Un día, por casualidad, leyó a Shakespeare y supo de un príncipe al que también lo acosaban sus fantasmas, se dijo a sí mismo lo que decía Hamlet: “Encerrado en una cáscara de nuez me tendría por rey del espacio infinito, si no fuera porque tengo malos sueños”. No sabía nada de literatura, pero le pareció que esa frase era superior a todo Coelho.
Carl hizo carrera y logró lo que un preso llama respeto, ahora le decían 'El Lector', para contribuir a esto también leía muchas cartas a sus compañeros analfabetas, así se hizo íntimo de muchos jefes de patios, que en agradecimiento le hacían llegar más libros. Él siguió explorando aquella biblioteca de libros cautivos y, como lo que más tienen los reclusos es tiempo libre, Carl emprendió lecturas maratónicas en las que devoró grandes obras que sus compañeros solo usaban como almohadas en las noches. De esta forma se encontró con Ana Karenina y Madame Bovary, historias que le hicieron recordar la traición de su esposa y más que eso, le dolió ver a esos patéticos personajes: los esposos. ¿Cómo podían existir estos seres indiferentes y egoístas? Ninguno de ellos merecían a esas mujeres, pensó y no pudo evitar llorar de la vergüenza.

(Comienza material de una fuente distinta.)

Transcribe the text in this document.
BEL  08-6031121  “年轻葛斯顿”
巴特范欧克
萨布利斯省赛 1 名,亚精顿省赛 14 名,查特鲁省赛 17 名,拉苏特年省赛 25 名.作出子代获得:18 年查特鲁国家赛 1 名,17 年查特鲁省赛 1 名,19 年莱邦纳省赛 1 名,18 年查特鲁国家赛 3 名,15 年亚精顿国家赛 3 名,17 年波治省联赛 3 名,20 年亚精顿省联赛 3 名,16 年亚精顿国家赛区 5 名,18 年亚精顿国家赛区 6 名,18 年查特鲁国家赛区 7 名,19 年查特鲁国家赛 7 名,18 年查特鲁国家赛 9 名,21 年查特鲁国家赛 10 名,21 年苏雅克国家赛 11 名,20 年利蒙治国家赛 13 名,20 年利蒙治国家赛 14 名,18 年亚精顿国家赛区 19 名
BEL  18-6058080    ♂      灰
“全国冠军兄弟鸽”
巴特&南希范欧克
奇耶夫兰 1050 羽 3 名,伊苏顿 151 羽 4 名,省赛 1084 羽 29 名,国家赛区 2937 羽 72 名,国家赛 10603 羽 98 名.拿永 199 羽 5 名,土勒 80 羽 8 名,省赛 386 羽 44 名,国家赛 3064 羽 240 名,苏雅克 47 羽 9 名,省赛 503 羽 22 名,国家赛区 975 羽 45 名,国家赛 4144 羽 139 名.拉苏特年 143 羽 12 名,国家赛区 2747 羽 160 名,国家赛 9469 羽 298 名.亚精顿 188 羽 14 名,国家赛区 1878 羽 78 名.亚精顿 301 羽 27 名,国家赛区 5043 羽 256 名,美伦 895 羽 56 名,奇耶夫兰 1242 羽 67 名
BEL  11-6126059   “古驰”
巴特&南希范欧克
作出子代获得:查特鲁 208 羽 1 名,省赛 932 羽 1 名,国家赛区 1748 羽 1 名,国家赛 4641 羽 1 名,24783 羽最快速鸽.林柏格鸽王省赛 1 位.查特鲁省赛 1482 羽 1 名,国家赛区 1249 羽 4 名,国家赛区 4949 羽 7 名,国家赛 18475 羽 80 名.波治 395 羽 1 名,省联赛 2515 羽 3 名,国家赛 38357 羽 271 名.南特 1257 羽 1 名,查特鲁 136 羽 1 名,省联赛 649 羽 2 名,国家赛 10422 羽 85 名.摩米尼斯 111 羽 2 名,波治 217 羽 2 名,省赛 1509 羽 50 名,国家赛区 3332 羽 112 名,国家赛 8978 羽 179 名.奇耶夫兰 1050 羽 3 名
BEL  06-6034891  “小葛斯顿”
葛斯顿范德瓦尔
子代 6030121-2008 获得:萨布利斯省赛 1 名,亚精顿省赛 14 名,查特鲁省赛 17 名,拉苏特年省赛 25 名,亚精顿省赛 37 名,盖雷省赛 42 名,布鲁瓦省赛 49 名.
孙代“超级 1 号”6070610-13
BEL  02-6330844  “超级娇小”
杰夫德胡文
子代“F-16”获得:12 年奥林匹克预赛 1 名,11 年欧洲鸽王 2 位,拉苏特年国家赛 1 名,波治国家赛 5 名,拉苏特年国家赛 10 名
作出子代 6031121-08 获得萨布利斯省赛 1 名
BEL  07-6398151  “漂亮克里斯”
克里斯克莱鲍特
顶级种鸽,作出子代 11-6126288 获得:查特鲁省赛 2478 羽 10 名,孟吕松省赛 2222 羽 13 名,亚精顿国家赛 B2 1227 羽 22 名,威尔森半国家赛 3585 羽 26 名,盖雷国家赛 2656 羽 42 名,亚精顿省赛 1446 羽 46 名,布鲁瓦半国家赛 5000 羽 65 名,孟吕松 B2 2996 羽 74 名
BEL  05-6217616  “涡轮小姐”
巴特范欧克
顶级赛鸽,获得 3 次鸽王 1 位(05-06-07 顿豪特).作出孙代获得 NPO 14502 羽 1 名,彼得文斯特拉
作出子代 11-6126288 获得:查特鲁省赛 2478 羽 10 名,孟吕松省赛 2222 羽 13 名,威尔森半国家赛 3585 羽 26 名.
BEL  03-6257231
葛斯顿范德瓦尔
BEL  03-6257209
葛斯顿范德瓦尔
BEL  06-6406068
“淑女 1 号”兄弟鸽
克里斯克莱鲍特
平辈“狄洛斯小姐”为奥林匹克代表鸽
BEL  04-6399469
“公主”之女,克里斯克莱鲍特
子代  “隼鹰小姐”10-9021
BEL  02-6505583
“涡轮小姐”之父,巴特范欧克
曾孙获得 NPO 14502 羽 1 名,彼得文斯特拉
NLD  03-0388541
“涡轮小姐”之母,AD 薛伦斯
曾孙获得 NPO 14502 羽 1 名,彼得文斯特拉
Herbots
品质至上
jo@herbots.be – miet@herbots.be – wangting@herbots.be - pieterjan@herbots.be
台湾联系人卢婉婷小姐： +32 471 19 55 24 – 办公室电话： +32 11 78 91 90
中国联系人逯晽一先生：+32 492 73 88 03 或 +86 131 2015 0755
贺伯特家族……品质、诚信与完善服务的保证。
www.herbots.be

Esta era su vida hasta que un día encontró un libro de un tal Jorge Luis Borges, lo abrió y en la página quince leyó:“La tarde se había ahondado en ayeres, los hombres comparten un pasado ilusorio”.

Sabía de memoria lo que había dicho su víctima, reconoció al verdadero autor de los versos, entonces le pareció descifrar lo que decían los versos y concluyó: “Si mi pasado es una mentira, yo disculpo al poeta por adúltero y él tendrá que perdonarme que lo haya matado”. No le contó esto al psicólogo. Al tiempo le dieron salida anticipada por buen comportamiento y labores pedagógicas.

En una visita que Carl hizo a su hermano dejó olvidado aquel libro, al poco tiempo murió. Su cuñada, mi tía, decidió regalármelo con su historia, me dijo: “olvidó devolverlo, pero eso no es un crimen”. Ese ejemplar de la 'Antología Personal' de Borges, aún lo conservo y como prueba de su historia está el sello, en algunas de sus páginas, donde dice “Cárcel del Distrito Judicial de Armenia (Quindío)”. Alguien me dijo que lo llevara devuelta a la cárcel, pero he decidio que ese crimen quede impune, igual que los otros libros que tengo con diferentes sellos de procedencia.

Jorge Luis Borges nació en Buenos Aires (Argentina) el 24 de agosto de 1899 y murió en Ginebra (Suiza) el 14 de junio de 1986, ciudad donde fue sepultado. En Argentina se celebra el día del lector todos los 24 de agosto como un homenaje al autor de Ficciones y El Aleph. En 2019 se cumplieron 120 años de su nacimiento.